If the wedge dimensions exceed the allowable persistence, then the wedge cannot exist.
If the wedge dimensions are smaller than the allowable persistence, then the wedge can form and a safety factor is calculated.
This process is repeated for the specified number of random trial samples.
The persistence analysis can be applied to the maximum wedge size, or to a randomly generated wedge size. The random variation of wedge size simulates the random variation of the wedge location (i.e. the intersection of two joint planes may daylight anywhere on a slope face).
Input dialog for Persistence analysis
The Persistence analysis option is a refinement to the Swedge Probabilistic analysis. It can be used on its own, or simultaneously with any other Probabilistic analysis options in Swedge (i.e. you can define any other input random variables, in addition to the joint persistence).

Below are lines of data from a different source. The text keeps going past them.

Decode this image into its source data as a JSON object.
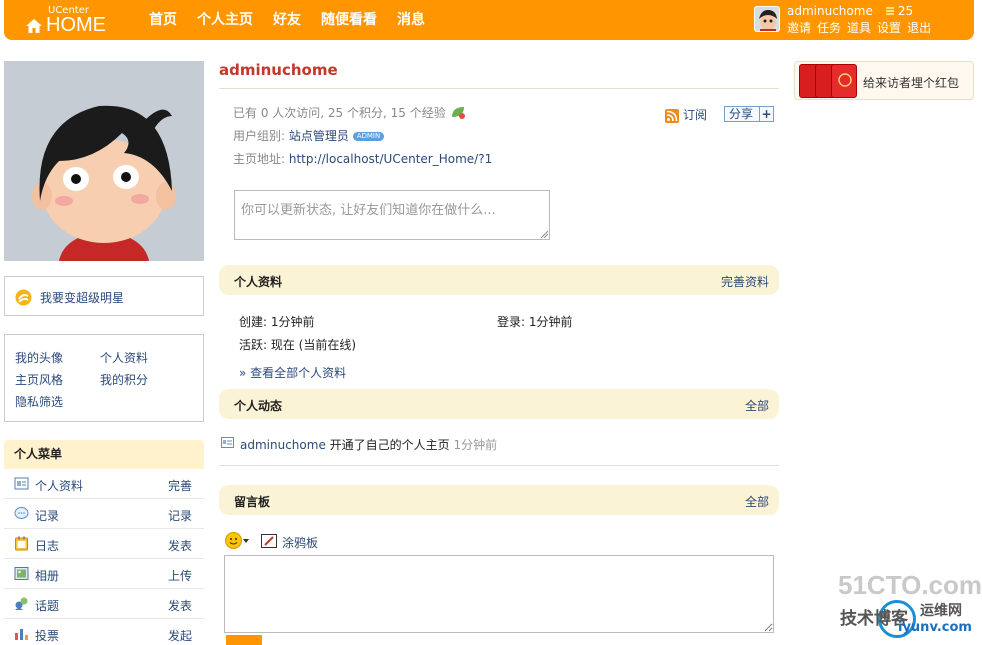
{
  "header": {
    "logo_small": "UCenter",
    "logo_big": "HOME",
    "nav": [
      "首页",
      "个人主页",
      "好友",
      "随便看看",
      "消息"
    ],
    "username": "adminuchome",
    "credit": "25",
    "user_links": [
      "邀请",
      "任务",
      "道具",
      "设置",
      "退出"
    ]
  },
  "sidebar": {
    "star_text": "我要变超级明星",
    "links": [
      "我的头像",
      "个人资料",
      "主页风格",
      "我的积分",
      "隐私筛选"
    ],
    "menu_title": "个人菜单",
    "menu": [
      {
        "label": "个人资料",
        "action": "完善",
        "icon": "profile-icon"
      },
      {
        "label": "记录",
        "action": "记录",
        "icon": "doing-icon"
      },
      {
        "label": "日志",
        "action": "发表",
        "icon": "blog-icon"
      },
      {
        "label": "相册",
        "action": "上传",
        "icon": "album-icon"
      },
      {
        "label": "话题",
        "action": "发表",
        "icon": "topic-icon"
      },
      {
        "label": "投票",
        "action": "发起",
        "icon": "poll-icon"
      }
    ]
  },
  "main": {
    "name": "adminuchome",
    "stats": "已有 0 人次访问, 25 个积分, 15 个经验",
    "group_label": "用户组别:",
    "group_value": "站点管理员",
    "group_badge": "ADMIN",
    "homepage_label": "主页地址:",
    "homepage_value": "http://localhost/UCenter_Home/?1",
    "feed_label": "订阅",
    "share_label": "分享",
    "status_placeholder": "你可以更新状态, 让好友们知道你在做什么...",
    "profile_section": {
      "title": "个人资料",
      "more": "完善资料",
      "created": "创建: 1分钟前",
      "login": "登录: 1分钟前",
      "active": "活跃: 现在 (当前在线)",
      "view_all": "» 查看全部个人资料"
    },
    "activity_section": {
      "title": "个人动态",
      "more": "全部",
      "item_user": "adminuchome",
      "item_text": " 开通了自己的个人主页 ",
      "item_time": "1分钟前"
    },
    "board_section": {
      "title": "留言板",
      "more": "全部",
      "doodle_label": "涂鸦板"
    }
  },
  "right": {
    "redpack_text": "给来访者埋个红包"
  },
  "watermark": {
    "line1": "51CTO.com",
    "line2": "技术博客",
    "line3": "运维网",
    "line4": "iyunv.com"
  },
  "colors": {
    "brand": "#ff9600",
    "section_bg": "#fbf3d5",
    "name_red": "#c0392b",
    "link": "#2b4a78"
  }
}
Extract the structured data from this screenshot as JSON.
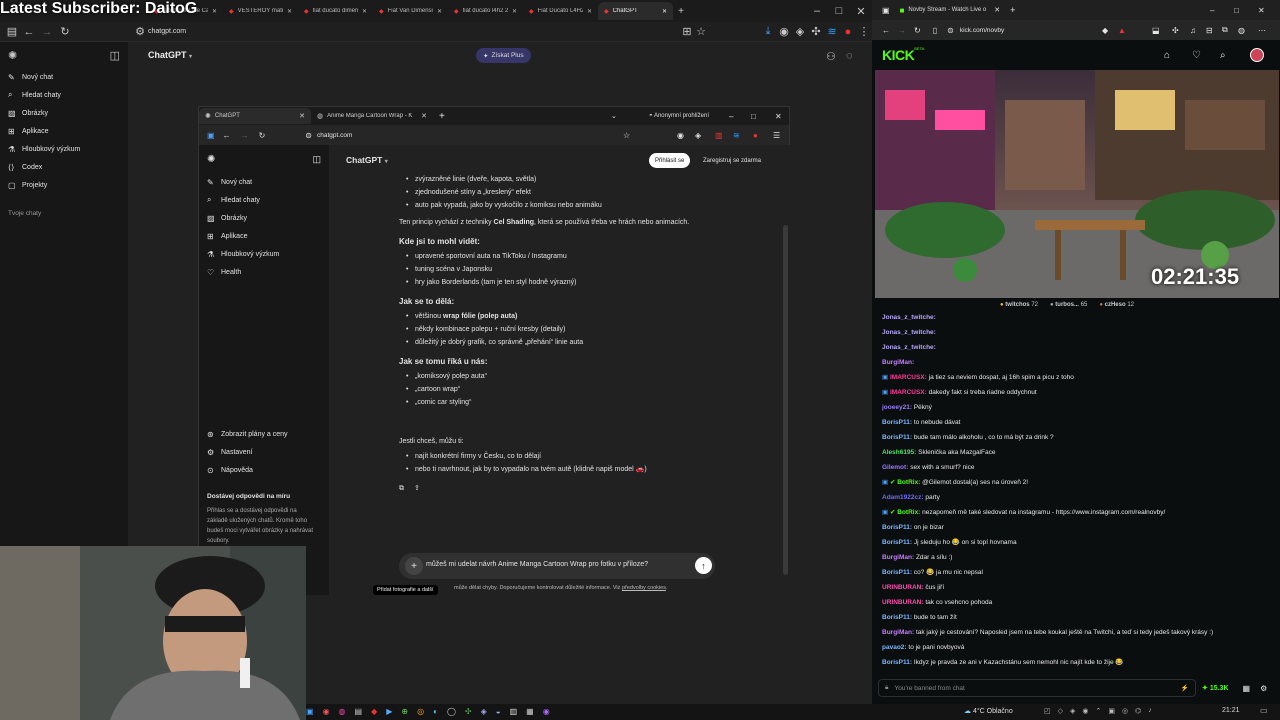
{
  "overlay_title": "Latest Subscriber: DaitoG",
  "left_browser": {
    "tabs": [
      {
        "label": "Attempted the Ca"
      },
      {
        "label": "VESTERÖY matrac"
      },
      {
        "label": "fiat ducato dimen"
      },
      {
        "label": "Fiat Van Dimensio"
      },
      {
        "label": "fiat ducato l4h2 20"
      },
      {
        "label": "Fiat Ducato L4H2"
      },
      {
        "label": "ChatGPT"
      }
    ],
    "url": "chatgpt.com"
  },
  "outer_chatgpt": {
    "title": "ChatGPT",
    "plus_button": "Získat Plus",
    "sidebar": [
      {
        "label": "Nový chat"
      },
      {
        "label": "Hledat chaty"
      },
      {
        "label": "Obrázky"
      },
      {
        "label": "Aplikace"
      },
      {
        "label": "Hloubkový výzkum"
      },
      {
        "label": "Codex"
      },
      {
        "label": "Projekty"
      }
    ],
    "my_chats": "Tvoje chaty"
  },
  "inner_browser": {
    "tabs": [
      {
        "label": "ChatGPT"
      },
      {
        "label": "Anime Manga Cartoon Wrap - K"
      }
    ],
    "incognito": "Anonymní prohlížení",
    "url": "chatgpt.com"
  },
  "inner_chatgpt": {
    "title": "ChatGPT",
    "login": "Přihlásit se",
    "register": "Zaregistruj se zdarma",
    "sidebar": [
      {
        "label": "Nový chat"
      },
      {
        "label": "Hledat chaty"
      },
      {
        "label": "Obrázky"
      },
      {
        "label": "Aplikace"
      },
      {
        "label": "Hloubkový výzkum"
      },
      {
        "label": "Health"
      }
    ],
    "sidebar_bottom": [
      {
        "label": "Zobrazit plány a ceny"
      },
      {
        "label": "Nastavení"
      },
      {
        "label": "Nápověda"
      }
    ],
    "promo_title": "Dostávej odpovědi na míru",
    "promo_text": "Přihlas se a dostávej odpovědi na základě uložených chatů. Kromě toho budeš moci vytvářet obrázky a nahrávat soubory.",
    "message": {
      "list1": [
        "zvýrazněné linie (dveře, kapota, světla)",
        "zjednodušené stíny a „kreslený“ efekt",
        "auto pak vypadá, jako by vyskočilo z komiksu nebo animáku"
      ],
      "para1_a": "Ten princip vychází z techniky ",
      "para1_b": "Cel Shading",
      "para1_c": ", která se používá třeba ve hrách nebo animacích.",
      "h1": "Kde jsi to mohl vidět:",
      "list2": [
        "upravené sportovní auta na TikToku / Instagramu",
        "tuning scéna v Japonsku",
        "hry jako Borderlands (tam je ten styl hodně výrazný)"
      ],
      "h2": "Jak se to dělá:",
      "list3_0a": "většinou ",
      "list3_0b": "wrap fólie (polep auta)",
      "list3": [
        "někdy kombinace polepu + ruční kresby (detaily)",
        "důležitý je dobrý grafik, co správně „přehání“ linie auta"
      ],
      "h3": "Jak se tomu říká u nás:",
      "list4": [
        "„komiksový polep auta“",
        "„cartoon wrap“",
        "„comic car styling“"
      ],
      "para2": "Jestli chceš, můžu ti:",
      "list5": [
        "najít konkrétní firmy v Česku, co to dělají",
        "nebo ti navrhnout, jak by to vypadalo na tvém autě (klidně napiš model 🚗)"
      ]
    },
    "composer_text": "můžeš mi udelat návrh Anime Manga Cartoon Wrap pro fotku v příloze?",
    "tooltip": "Přidat fotografie a další",
    "disclaimer_a": "může dělat chyby. Doporučujeme kontrolovat důležité informace. Viz ",
    "disclaimer_b": "předvolby cookies",
    "disclaimer_c": "."
  },
  "kick": {
    "window_title": "Novby Stream - Watch Live o",
    "url": "kick.com/novby",
    "logo": "KICK",
    "beta": "BETA",
    "timer": "02:21:35",
    "stats": [
      {
        "name": "twitchos",
        "count": "72"
      },
      {
        "name": "turbos...",
        "count": "65"
      },
      {
        "name": "czHeso",
        "count": "12"
      }
    ],
    "chat": [
      {
        "user": "Jonas_z_twitche:",
        "text": "",
        "color": "#b9a6ff"
      },
      {
        "user": "Jonas_z_twitche:",
        "text": "",
        "color": "#b9a6ff"
      },
      {
        "user": "Jonas_z_twitche:",
        "text": "",
        "color": "#b9a6ff"
      },
      {
        "user": "BurgiMan:",
        "text": "",
        "color": "#c77dff"
      },
      {
        "user": "IMARCUSX:",
        "text": "ja tiez sa neviem dospat, aj 16h spim a picu z toho",
        "color": "#ff3b9a"
      },
      {
        "user": "IMARCUSX:",
        "text": "dakedy fakt si treba riadne oddychnut",
        "color": "#ff3b9a"
      },
      {
        "user": "jooeey21:",
        "text": "Pěkný",
        "color": "#9b7bff"
      },
      {
        "user": "BorisP11:",
        "text": "to nebude dávat",
        "color": "#7ab8ff"
      },
      {
        "user": "BorisP11:",
        "text": "bude tam málo alkoholu , co to má být za drink ?",
        "color": "#7ab8ff"
      },
      {
        "user": "Alesh6195:",
        "text": "Sklenička aka MazgalFace",
        "color": "#52e06b"
      },
      {
        "user": "Gilemot:",
        "text": "sex with a smurf? nice",
        "color": "#9b7bff"
      },
      {
        "user": "BotRix:",
        "text": "@Gilemot dostal(a) ses na úroveň 2!",
        "color": "#53fc18"
      },
      {
        "user": "Adam1922cz:",
        "text": "party",
        "color": "#6f6bff"
      },
      {
        "user": "BotRix:",
        "text": "nezapomeň mě také sledovat na instagramu - https://www.instagram.com/realnovby/",
        "color": "#53fc18"
      },
      {
        "user": "BorisP11:",
        "text": "on je bizar",
        "color": "#7ab8ff"
      },
      {
        "user": "BorisP11:",
        "text": "Jj sleduju ho 😂 on si topí hovnama",
        "color": "#7ab8ff"
      },
      {
        "user": "BurgiMan:",
        "text": "Zdar a sílu :)",
        "color": "#c77dff"
      },
      {
        "user": "BorisP11:",
        "text": "co? 😂 ja mu nic nepsal",
        "color": "#7ab8ff"
      },
      {
        "user": "URINBURAN:",
        "text": "čus jiří",
        "color": "#ff4fb0"
      },
      {
        "user": "URINBURAN:",
        "text": "tak co vsehcno pohoda",
        "color": "#ff4fb0"
      },
      {
        "user": "BorisP11:",
        "text": "bude to tam žít",
        "color": "#7ab8ff"
      },
      {
        "user": "BurgiMan:",
        "text": "tak jaký je cestování? Naposled jsem na tebe koukal ještě na Twitchi, a teď si tedy jedeš takový krásy :)",
        "color": "#c77dff"
      },
      {
        "user": "pavao2:",
        "text": "to je pani novbyová",
        "color": "#7ab8ff"
      },
      {
        "user": "BorisP11:",
        "text": "Ikdyz je pravda ze ani v Kazachstánu sem nemohl nic najít kde to žije 😂",
        "color": "#7ab8ff"
      }
    ],
    "banned": "You're banned from chat",
    "viewers": "15.3K"
  },
  "taskbar": {
    "weather": "4°C Oblačno",
    "time": "21:21"
  }
}
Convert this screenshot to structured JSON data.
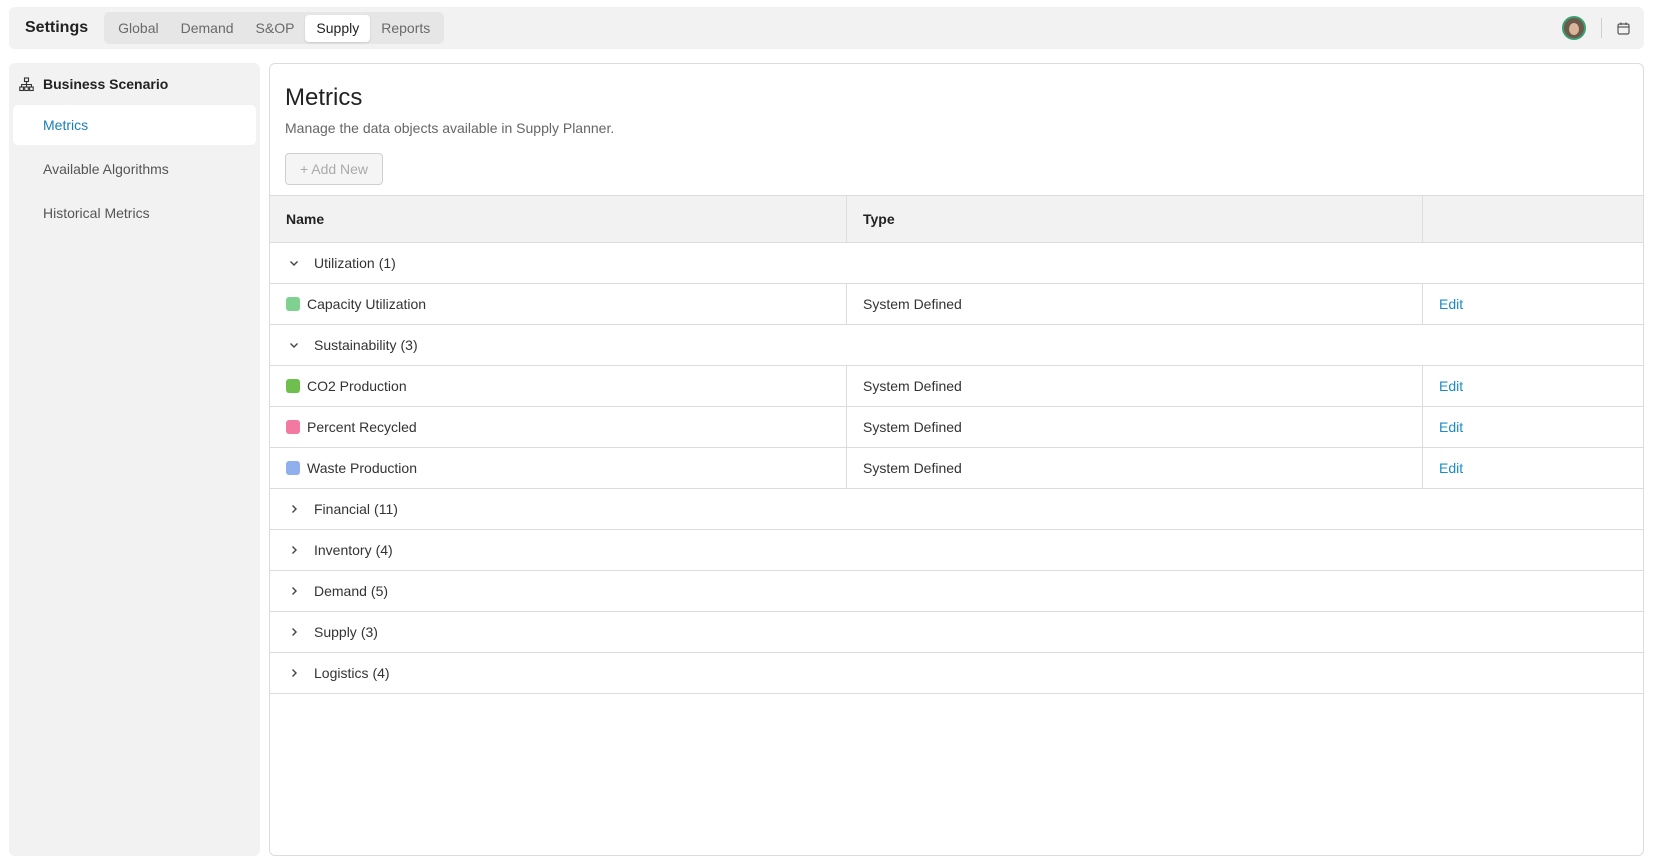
{
  "header": {
    "title": "Settings",
    "tabs": [
      {
        "label": "Global"
      },
      {
        "label": "Demand"
      },
      {
        "label": "S&OP"
      },
      {
        "label": "Supply"
      },
      {
        "label": "Reports"
      }
    ],
    "active_tab": "Supply"
  },
  "sidebar": {
    "section_title": "Business Scenario",
    "items": [
      {
        "label": "Metrics"
      },
      {
        "label": "Available Algorithms"
      },
      {
        "label": "Historical Metrics"
      }
    ],
    "active_item": "Metrics"
  },
  "main": {
    "title": "Metrics",
    "subtitle": "Manage the data objects available in Supply Planner.",
    "add_button": "+ Add New"
  },
  "table": {
    "columns": [
      "Name",
      "Type",
      ""
    ],
    "edit_label": "Edit",
    "groups": [
      {
        "name": "Utilization",
        "count": "(1)",
        "expanded": true,
        "rows": [
          {
            "name": "Capacity Utilization",
            "type": "System Defined",
            "color": "#7fd18f"
          }
        ]
      },
      {
        "name": "Sustainability",
        "count": "(3)",
        "expanded": true,
        "rows": [
          {
            "name": "CO2 Production",
            "type": "System Defined",
            "color": "#6fbf4f"
          },
          {
            "name": "Percent Recycled",
            "type": "System Defined",
            "color": "#f27aa0"
          },
          {
            "name": "Waste Production",
            "type": "System Defined",
            "color": "#8fb0ec"
          }
        ]
      },
      {
        "name": "Financial",
        "count": "(11)",
        "expanded": false,
        "rows": []
      },
      {
        "name": "Inventory",
        "count": "(4)",
        "expanded": false,
        "rows": []
      },
      {
        "name": "Demand",
        "count": "(5)",
        "expanded": false,
        "rows": []
      },
      {
        "name": "Supply",
        "count": "(3)",
        "expanded": false,
        "rows": []
      },
      {
        "name": "Logistics",
        "count": "(4)",
        "expanded": false,
        "rows": []
      }
    ]
  },
  "colors": {
    "accent": "#1a8cc8",
    "avatar_ring": "#3aa070"
  }
}
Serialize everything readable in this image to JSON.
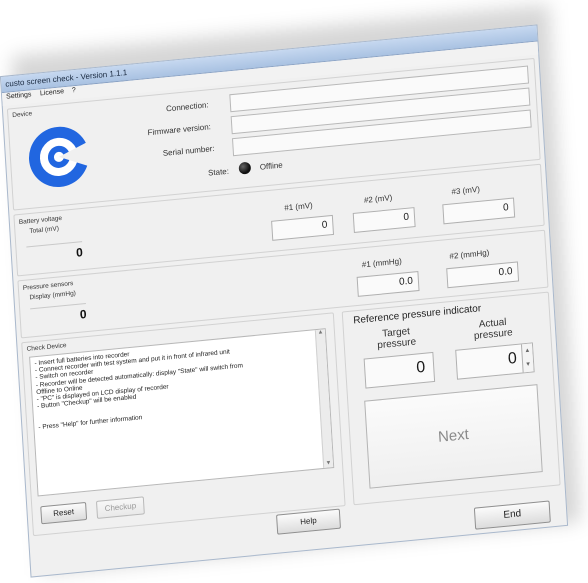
{
  "window": {
    "title": "custo screen check - Version 1.1.1"
  },
  "menu": {
    "items": [
      "Settings",
      "License",
      "?"
    ]
  },
  "device": {
    "section_label": "Device",
    "connection_label": "Connection:",
    "firmware_label": "Firmware version:",
    "serial_label": "Serial number:",
    "state_label": "State:",
    "state_value": "Offline",
    "connection_value": "",
    "firmware_value": "",
    "serial_value": "",
    "logo_color": "#2166e0"
  },
  "battery": {
    "title": "Battery voltage",
    "total_label": "Total (mV)",
    "total_value": "0",
    "ch1_label": "#1 (mV)",
    "ch1_value": "0",
    "ch2_label": "#2 (mV)",
    "ch2_value": "0",
    "ch3_label": "#3 (mV)",
    "ch3_value": "0"
  },
  "pressure": {
    "title": "Pressure sensors",
    "display_label": "Display (mmHg)",
    "display_value": "0",
    "ch1_label": "#1 (mmHg)",
    "ch1_value": "0.0",
    "ch2_label": "#2 (mmHg)",
    "ch2_value": "0.0"
  },
  "check": {
    "title": "Check Device",
    "instructions": [
      "- Insert full batteries into recorder",
      "- Connect recorder with test system and put it in front of infrared unit",
      "- Switch on recorder",
      "- Recorder will be detected automatically: display \"State\" will switch from",
      "Offline to Online",
      "- \"PC\" is displayed on LCD display of recorder",
      "- Button \"Checkup\" will be enabled",
      "",
      "",
      "- Press \"Help\" for further information"
    ],
    "reset_label": "Reset",
    "checkup_label": "Checkup"
  },
  "reference": {
    "title": "Reference pressure indicator",
    "target_label_1": "Target",
    "target_label_2": "pressure",
    "target_value": "0",
    "actual_label_1": "Actual",
    "actual_label_2": "pressure",
    "actual_value": "0",
    "next_label": "Next"
  },
  "footer": {
    "help_label": "Help",
    "end_label": "End"
  }
}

In general, by checking for allowable joint persistence in a probabilistic analysis, this can only DECREASE the calculated probability of failure. The Persistence analysis option should give more realistic estimates of probability of failure for slopes where the joint planes are not continuous.
NOTE: the Persistence Analysis option cannot be used in conjunction with the Scale Wedge option. If the Persistence Analysis option is in use, then the Scale Wedge option will NOT be available, and vice-versa.